Van Nederlandse zijde is voor het laatst in januari 1958 erfpacht betaald. Op 14 november 1958 is buiten Nederland om een acte getekend tussen vertegenwoordigers van de Britse ambassadeur Charles N. Stirling en de burggravin van Faial, waarbij deze laatste aangeeft eigenares te zijn van de grond en deze voor altijd verkoopt aan de Regering van het Verenigd Koninkrijk. Volgens mededeling van de Britse Ambassaderaad in 1972 was het onzeker of de burggravin nog wel eigendomsrecht bezat, maar feitelijk is de totale begraafplaats sindsdien geregistreerd op naam van het Verenigd Koninkrijk. Aan deze notariële overdracht is door of namens Nederland niet deelgenomen en de Nederlandse Ambassade in Lissabon was van tevoren ook niet van de onderhandelingen in kennis gesteld. Na de gedane zaak ontving onze Ambassade een kort briefje van de Britse Ambassade, waarin werd medegedeeld dat jaarlijkse erfpachtbetalingen in de toekomst niet meer behoefden te worden gedaan.

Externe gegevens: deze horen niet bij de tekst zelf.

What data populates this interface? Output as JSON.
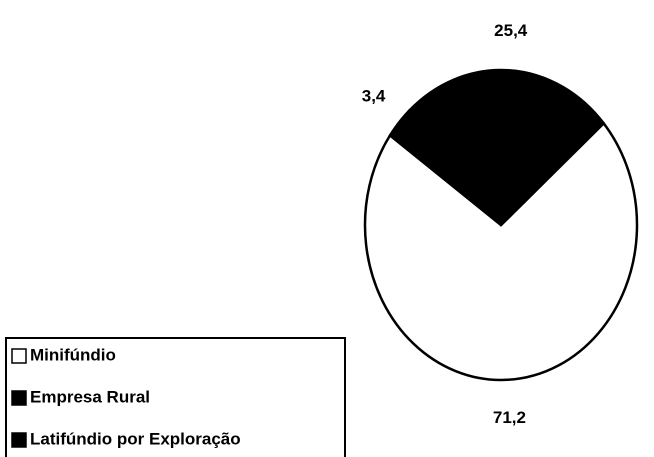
{
  "chart_data": {
    "type": "pie",
    "categories": [
      "Minifúndio",
      "Latifúndio por Exploração",
      "Empresa Rural"
    ],
    "values": [
      71.2,
      3.4,
      25.4
    ],
    "value_labels": [
      "71,2",
      "3,4",
      "25,4"
    ],
    "colors": [
      "#ffffff",
      "#000000",
      "#000000"
    ],
    "legend_order": [
      0,
      2,
      1
    ],
    "legend": "bottom-left"
  }
}
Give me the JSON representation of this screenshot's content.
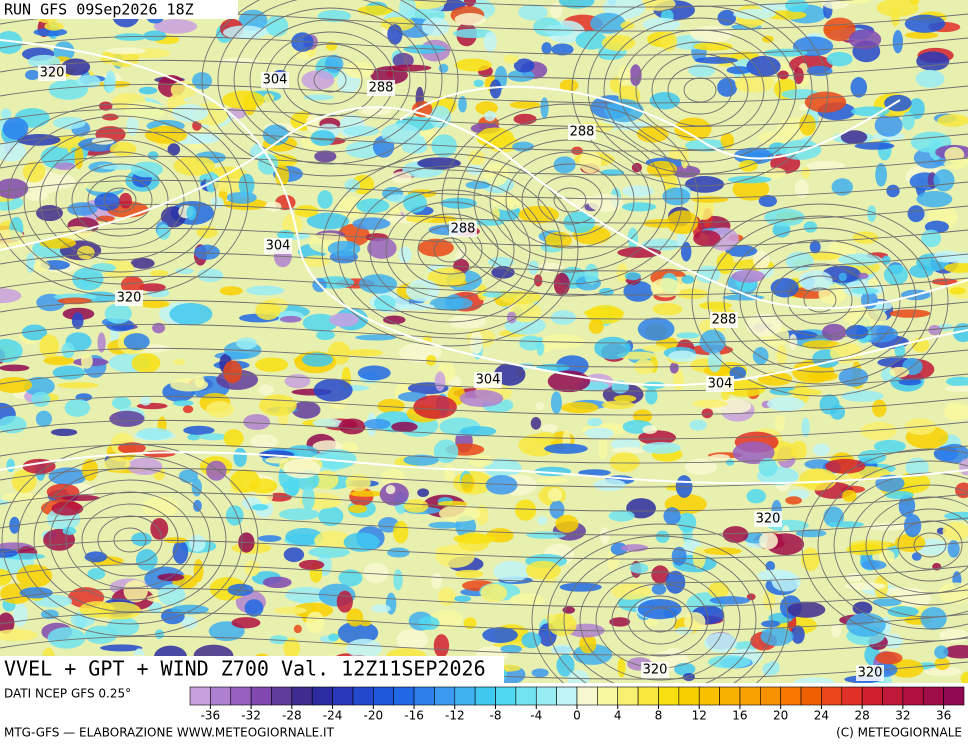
{
  "header": {
    "run": "RUN GFS 09Sep2026 18Z"
  },
  "map": {
    "title": "VVEL + GPT + WIND Z700 Val. 12Z11SEP2026",
    "contour_labels": [
      320,
      304,
      288,
      288,
      288,
      304,
      320,
      288,
      304,
      304,
      320,
      320,
      320
    ]
  },
  "colorbar": {
    "source": "DATI NCEP GFS 0.25°",
    "range": [
      -38,
      38
    ],
    "ticks": [
      -36,
      -32,
      -28,
      -24,
      -20,
      -16,
      -12,
      -8,
      -4,
      0,
      4,
      8,
      12,
      16,
      20,
      24,
      28,
      32,
      36
    ],
    "colors": [
      "#c8a0e0",
      "#b080d0",
      "#9860c0",
      "#8048b0",
      "#603c9c",
      "#402c90",
      "#2c2ca0",
      "#2838b8",
      "#2448cc",
      "#2058dc",
      "#2068e4",
      "#2c80ec",
      "#3c98f0",
      "#40b0f0",
      "#40c8f0",
      "#50d8f0",
      "#70e4f0",
      "#98ecf4",
      "#c0f4f8",
      "#f8f8d0",
      "#f8f8a0",
      "#f8f070",
      "#f8e840",
      "#f8e010",
      "#f8d000",
      "#f8c000",
      "#f8b000",
      "#f8a000",
      "#f89000",
      "#f87800",
      "#f06000",
      "#e84818",
      "#e03028",
      "#d02030",
      "#c01838",
      "#b01040",
      "#a00c48",
      "#900850"
    ]
  },
  "footer": {
    "left": "MTG-GFS — ELABORAZIONE WWW.METEOGIORNALE.IT",
    "right": "(C) METEOGIORNALE"
  }
}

Door gebrek aan interesse van Nederlandse zijde raakte het Nederlandse belang vervolgens steeds verder op de achtergrond en deze oudste begraafplaats van Portugal is inmiddels uitsluitend bekend als de British Cemetery. In de tweede helft van de jaren tachtig van de vorige eeuw heb ik actief geprobeerd dit stukje Nederlands cultureel erfgoed weer in de belangstelling te krijgen. Door de medewerking van toenmalig ambassadeur C.A. van der Klaauw kreeg ik inzage in alle, ruim 800 archiefstukken over de begraafplaats, nu in het Nationaal Archief. Hoewel door de Napoleontische oorlogen vrijwel geen documenten meer aanwezig zijn uit de periode 1790-2015, kon toch een redelijk volledig beeld worden gereconstrueerd van de gebeurtenissen door de eeuwen heen. Zo werd ook door het Consulaat-Generaal te Lissabon in diverse gevallen nauwkeurig de omstandigheden genoteerd omtrent het overlijden van diverse personen, soms ook inclusief een lijst van de aangetroffen lijfgoederen. Lunches werden georganiseerd om bijdragen te verkrijgen, waarvan de Nederlandse graven konden worden schoongemaakt en opnieuw beletterd. Een enkele maal worden hier nog Nederlanders bijgezet, maar nu de meeste van onze landgenoten niet meer in Lissabon wonen, maar Cascais en Estoril prefereren, worden zij vaak daar ook begraven of gecremeerd, wat ook in Portugal steeds vaker voorkomt.